Monday, July 21, 2008

Science Talks

I have watched a great number of scientific talks in my life. Probably 90% needed this advice:


The technical person wants to give a highly limited technical talk. Most of the time the audience wants a broad general talk and wants much more survey and background than the speaker is willing to give. As a result, many talks are ineffective. The speaker names a topic and suddenly plunges into the details he's solved. Few people in the audience may follow. You should paint a general picture to say why it's important, and then slowly give a sketch of what was done. Then a larger number of people will say, "Yes, Joe has done that," or "Mary has done that; I really see where it is; yes, Mary really gave a good talk; I understand what Mary has done." The tendency is to give a highly restricted, safe talk; this is usually ineffective. Furthermore, many talks are filled with far too much information. So I say this idea of selling is obvious.
Source

2 comments:

Anonymous said...

I think it really depends who you are talking to. Talks definitely can get to technical (and by that I usually mean that they are over my head). But if you're talking to researchers in the field I think more technical is often better.
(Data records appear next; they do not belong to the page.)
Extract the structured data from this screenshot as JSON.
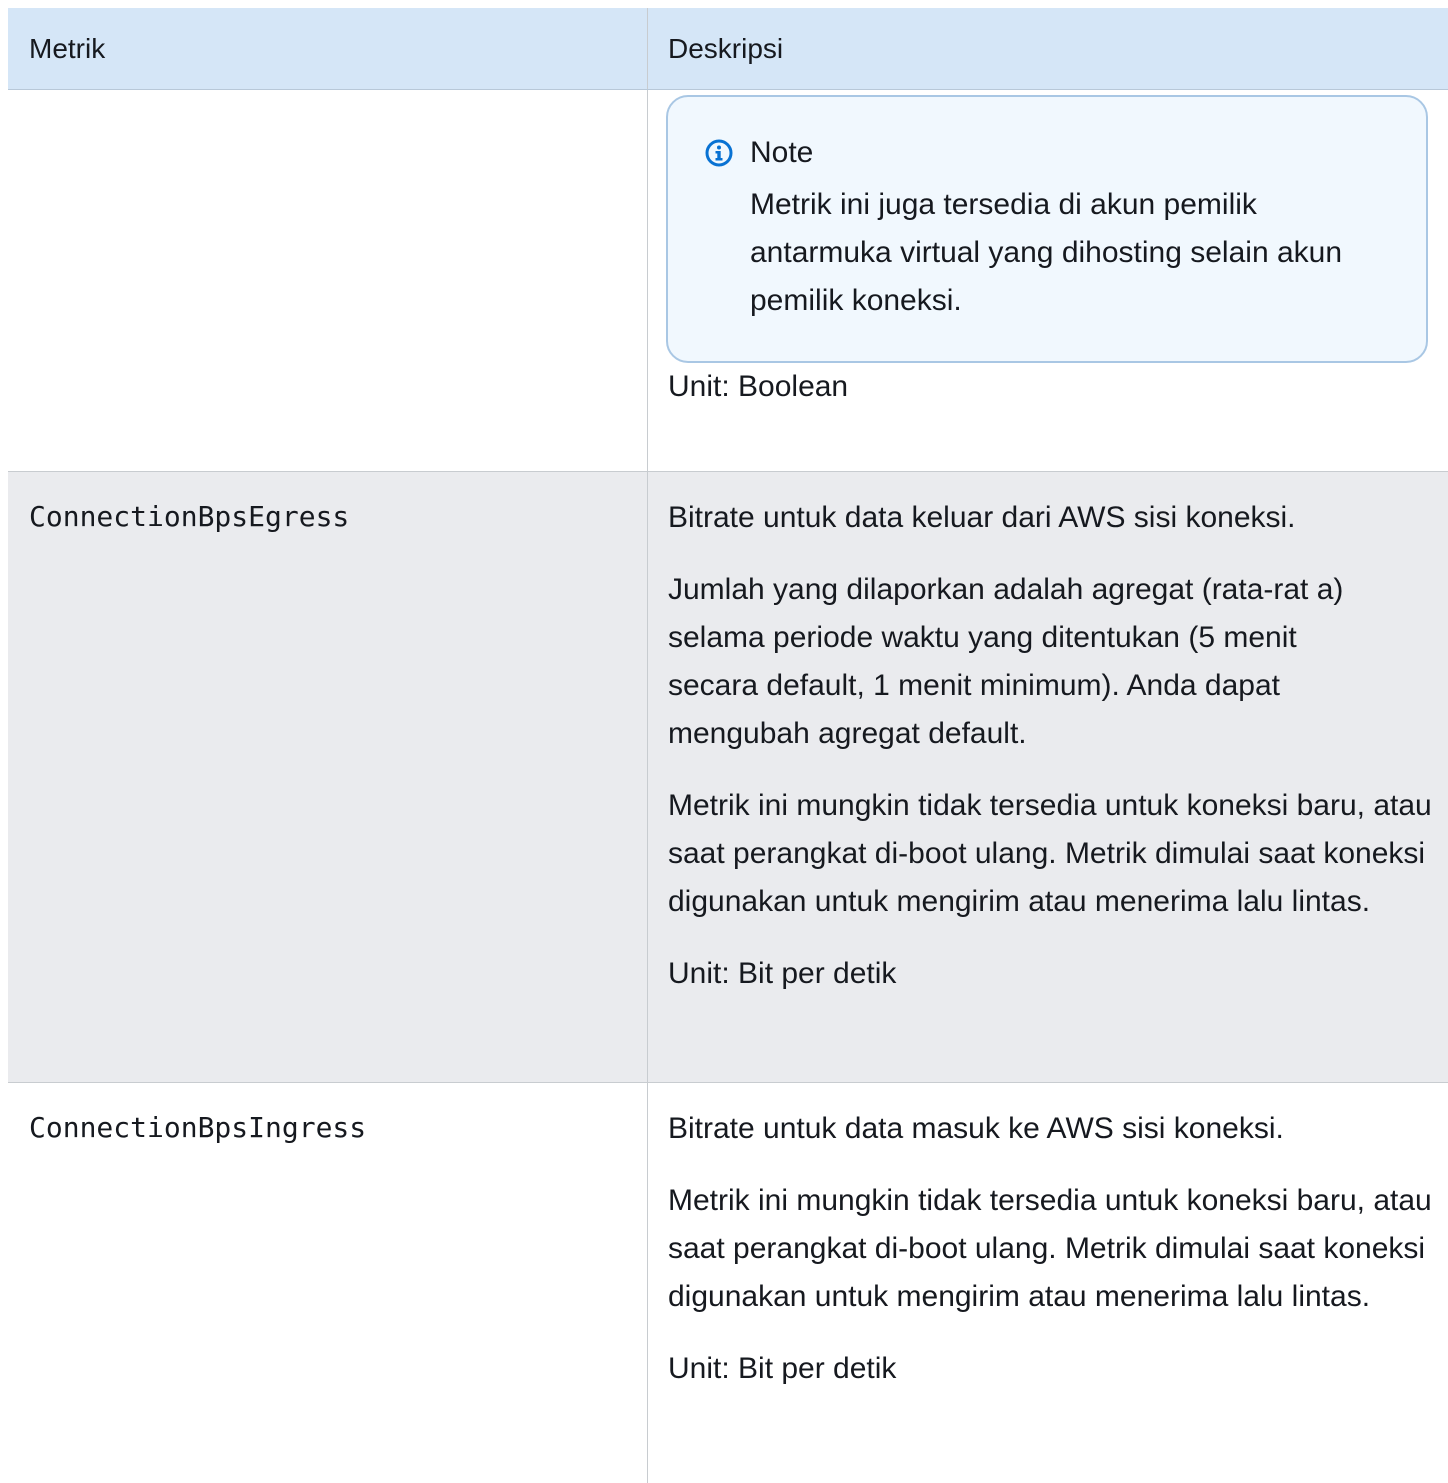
{
  "table": {
    "headers": [
      "Metrik",
      "Deskripsi"
    ],
    "rows": [
      {
        "metric": "",
        "note": {
          "title": "Note",
          "text": "Metrik ini juga tersedia di akun pemilik antarmuka virtual yang dihosting selain akun pemilik koneksi."
        },
        "unit": "Unit: Boolean"
      },
      {
        "metric": "ConnectionBpsEgress",
        "paragraphs": [
          "Bitrate untuk data keluar dari AWS sisi koneksi.",
          "Jumlah yang dilaporkan adalah agregat (rata-rat a) selama periode waktu yang ditentukan (5 menit secara default, 1 menit minimum). Anda dapat mengubah agregat default.",
          "Metrik ini mungkin tidak tersedia untuk koneksi baru, atau saat perangkat di-boot ulang. Metrik dimulai saat koneksi digunakan untuk mengirim atau menerima lalu lintas.",
          "Unit: Bit per detik"
        ]
      },
      {
        "metric": "ConnectionBpsIngress",
        "paragraphs": [
          "Bitrate untuk data masuk ke AWS sisi koneksi.",
          "Metrik ini mungkin tidak tersedia untuk koneksi baru, atau saat perangkat di-boot ulang. Metrik dimulai saat koneksi digunakan untuk mengirim atau menerima lalu lintas.",
          "Unit: Bit per detik"
        ]
      }
    ]
  },
  "colors": {
    "header_bg": "#d5e6f7",
    "shaded_row_bg": "#eaebee",
    "note_bg": "#f1f8fe",
    "note_border": "#a9c7e4",
    "info_icon": "#0972d3"
  },
  "icons": {
    "note_icon": "info-circle-icon"
  }
}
Sometimes I hear lots of background and see results, but I am left wondering just how good the results are or how to interpret them because the presenter didn't tell me the "details" of what went into getting them such as exactly which methods were used, which assumptions were made, and what the limitations are (and there are always assumptions and limitation, at least in my field.) I went to a conference last month where this was exactly the problem, and it drove me crazy.

On the other hand, if you're talking to the general public, I agree that too much technical information can put people to sleep.

glmory said...

I guess the problem is that when people are talking to an entire department, they assume everyone is in their little branch of the field. Rarely have I seen a talk given to an entire department have too much background information.